First Half-Möbius Electronic Molecule Built by IBM Team
A landmark study published today in Science found that IBM and many top universities constructed and simulated the first Half-Möbius electronic structure molecule. By discovering a quantum substance that had never been hypothesized, this discovery revolutionized quantum chemistry and nanotechnology.
Fulfilling Feynman's Double Vision
The proposal combines two groundbreaking Feynman ideas. “There’s plenty of room at the bottom,” Feynman said in 1959, implying that matter may be transformed atom by atom to create new substances. He postulated decades later, in 1981, that a quantum mechanical system would be needed to imitate nature since it is not classical.
The research team, which included scientists from IBM, Oxford, Manchester, ETH Zurich, EPFL, and Regensburg, created a new molecular structure from scratch and used a quantum-centric supercomputer to decipher its properties, fulfilling both Feynman predictions.
A New Electronic Class to Engineer
Examine normal molecular topology to understand the half-Möbius molecule's uniqueness. A typical ring-shaped molecule has a "topologically trivial" electrical structure, meaning an electron returns to its initial orientation after one loop. A typical Möbius strip electron needs two complete loops to return to its initial state.
However, the new half-Möbius topology is far more complicated. This system's electron cloud completes a full twist after four loops because its electrical phase twists by 90 degrees per revolution. A novel electronic class is defined by this configuration, unlike any other molecular topology.
Interesting, this topology is not passive or fixed. The scientists discovered that a C₁₃Cl₂ molecule may switch between three states: a topologically trivial configuration, a left-handed half-Möbius, and a right-handed one.
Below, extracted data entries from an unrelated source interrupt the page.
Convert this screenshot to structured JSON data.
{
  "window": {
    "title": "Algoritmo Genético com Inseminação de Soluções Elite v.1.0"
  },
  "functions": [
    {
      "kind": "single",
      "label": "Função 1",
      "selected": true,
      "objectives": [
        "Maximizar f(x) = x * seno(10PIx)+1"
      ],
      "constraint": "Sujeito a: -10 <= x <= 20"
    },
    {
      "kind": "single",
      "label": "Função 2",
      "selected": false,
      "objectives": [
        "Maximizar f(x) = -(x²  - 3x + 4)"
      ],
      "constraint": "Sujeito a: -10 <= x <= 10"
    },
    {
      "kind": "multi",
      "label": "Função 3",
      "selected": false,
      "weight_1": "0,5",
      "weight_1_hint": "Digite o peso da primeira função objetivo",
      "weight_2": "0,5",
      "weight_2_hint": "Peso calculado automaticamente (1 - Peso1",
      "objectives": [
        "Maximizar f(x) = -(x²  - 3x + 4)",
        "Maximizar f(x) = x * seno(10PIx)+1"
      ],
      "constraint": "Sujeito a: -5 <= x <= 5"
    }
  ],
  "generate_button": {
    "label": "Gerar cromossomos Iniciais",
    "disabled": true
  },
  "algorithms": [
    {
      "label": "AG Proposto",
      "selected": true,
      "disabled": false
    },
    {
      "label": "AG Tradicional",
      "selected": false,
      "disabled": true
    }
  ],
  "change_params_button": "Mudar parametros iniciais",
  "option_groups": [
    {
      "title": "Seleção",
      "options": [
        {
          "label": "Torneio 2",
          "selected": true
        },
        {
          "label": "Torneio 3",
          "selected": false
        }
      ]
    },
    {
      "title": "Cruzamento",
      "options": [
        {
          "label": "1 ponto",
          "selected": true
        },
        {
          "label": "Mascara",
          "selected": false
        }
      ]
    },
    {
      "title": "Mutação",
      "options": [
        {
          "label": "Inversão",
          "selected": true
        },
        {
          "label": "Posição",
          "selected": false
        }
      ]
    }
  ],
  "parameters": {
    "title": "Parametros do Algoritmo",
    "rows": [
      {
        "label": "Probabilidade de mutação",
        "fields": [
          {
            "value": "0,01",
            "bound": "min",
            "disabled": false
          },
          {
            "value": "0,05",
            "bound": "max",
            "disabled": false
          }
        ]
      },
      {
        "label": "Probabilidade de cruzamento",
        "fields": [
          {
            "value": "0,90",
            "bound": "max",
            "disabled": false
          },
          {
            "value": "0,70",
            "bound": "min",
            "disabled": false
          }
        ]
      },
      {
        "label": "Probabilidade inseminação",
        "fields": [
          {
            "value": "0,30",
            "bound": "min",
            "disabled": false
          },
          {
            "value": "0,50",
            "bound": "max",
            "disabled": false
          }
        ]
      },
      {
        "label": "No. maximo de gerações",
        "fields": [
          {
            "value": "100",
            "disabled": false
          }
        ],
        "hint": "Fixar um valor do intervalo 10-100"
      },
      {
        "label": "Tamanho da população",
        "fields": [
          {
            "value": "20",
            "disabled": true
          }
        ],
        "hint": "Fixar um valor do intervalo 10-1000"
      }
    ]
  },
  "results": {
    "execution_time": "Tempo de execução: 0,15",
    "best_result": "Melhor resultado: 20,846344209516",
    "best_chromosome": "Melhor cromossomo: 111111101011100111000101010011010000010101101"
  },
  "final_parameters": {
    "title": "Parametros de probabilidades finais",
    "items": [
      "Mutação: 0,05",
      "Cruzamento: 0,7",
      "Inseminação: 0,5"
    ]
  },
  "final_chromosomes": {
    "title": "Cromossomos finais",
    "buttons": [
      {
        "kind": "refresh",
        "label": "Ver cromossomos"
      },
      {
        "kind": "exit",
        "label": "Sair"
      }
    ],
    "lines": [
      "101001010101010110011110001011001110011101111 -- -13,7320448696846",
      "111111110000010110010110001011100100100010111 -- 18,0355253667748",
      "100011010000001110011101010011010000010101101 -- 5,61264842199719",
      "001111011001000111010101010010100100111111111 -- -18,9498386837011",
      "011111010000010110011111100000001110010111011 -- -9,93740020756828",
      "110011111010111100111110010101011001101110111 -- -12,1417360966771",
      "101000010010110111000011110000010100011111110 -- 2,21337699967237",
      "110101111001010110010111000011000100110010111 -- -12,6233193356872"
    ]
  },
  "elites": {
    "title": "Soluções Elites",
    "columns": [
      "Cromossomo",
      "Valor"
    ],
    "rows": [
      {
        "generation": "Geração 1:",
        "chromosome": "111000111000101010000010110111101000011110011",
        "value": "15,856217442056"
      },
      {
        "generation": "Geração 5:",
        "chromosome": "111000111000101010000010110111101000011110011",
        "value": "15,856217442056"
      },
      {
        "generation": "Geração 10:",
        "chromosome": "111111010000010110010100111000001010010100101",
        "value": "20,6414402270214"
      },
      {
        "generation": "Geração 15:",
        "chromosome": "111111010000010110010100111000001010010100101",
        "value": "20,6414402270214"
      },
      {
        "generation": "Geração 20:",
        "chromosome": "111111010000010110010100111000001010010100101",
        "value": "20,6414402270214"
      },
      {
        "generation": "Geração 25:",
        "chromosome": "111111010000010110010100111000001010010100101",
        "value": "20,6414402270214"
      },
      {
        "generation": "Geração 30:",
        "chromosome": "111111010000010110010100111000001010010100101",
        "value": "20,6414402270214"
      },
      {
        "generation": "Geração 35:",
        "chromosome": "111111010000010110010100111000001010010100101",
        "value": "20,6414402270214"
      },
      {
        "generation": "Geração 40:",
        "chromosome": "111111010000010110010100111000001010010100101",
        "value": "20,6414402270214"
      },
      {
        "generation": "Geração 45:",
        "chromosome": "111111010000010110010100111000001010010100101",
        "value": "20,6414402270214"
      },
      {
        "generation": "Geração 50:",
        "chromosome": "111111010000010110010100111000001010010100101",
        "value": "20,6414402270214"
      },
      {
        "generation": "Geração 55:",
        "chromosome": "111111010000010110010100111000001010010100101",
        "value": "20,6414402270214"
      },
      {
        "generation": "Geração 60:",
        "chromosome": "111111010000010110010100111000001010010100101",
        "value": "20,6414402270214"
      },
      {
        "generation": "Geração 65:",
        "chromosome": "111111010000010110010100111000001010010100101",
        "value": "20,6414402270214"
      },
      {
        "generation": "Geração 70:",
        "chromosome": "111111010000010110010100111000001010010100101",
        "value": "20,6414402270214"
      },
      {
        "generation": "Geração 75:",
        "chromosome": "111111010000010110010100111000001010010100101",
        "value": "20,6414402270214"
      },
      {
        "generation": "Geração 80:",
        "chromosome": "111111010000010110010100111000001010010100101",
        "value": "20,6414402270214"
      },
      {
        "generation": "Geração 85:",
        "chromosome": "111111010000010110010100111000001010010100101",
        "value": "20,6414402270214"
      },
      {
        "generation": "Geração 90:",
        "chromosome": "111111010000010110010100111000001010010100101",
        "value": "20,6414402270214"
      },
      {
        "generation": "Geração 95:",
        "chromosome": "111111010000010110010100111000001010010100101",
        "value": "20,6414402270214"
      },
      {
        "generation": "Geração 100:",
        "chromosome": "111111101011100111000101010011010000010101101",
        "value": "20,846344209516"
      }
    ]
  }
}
This control lets scientists change topology as an engineering attribute.
Scientific Legacy of IBM
The molecule was assembled at IBM Research Europe in Zurich utilizing nanoscience-defining methods. At temperatures slightly above absolute zero, the molecule formed on a thin gold insulator layer. The operation required three tools:
This study used Heinrich Rohrer and Gerd Binnig's 1981 Scanning Tunneling Microscope (STM) to map molecular orbitals.
Atom manipulation: IBM Fellow Donald Eigler invented "atom manipulation" in 1989, which the current team used to build the molecule and adjust its topology.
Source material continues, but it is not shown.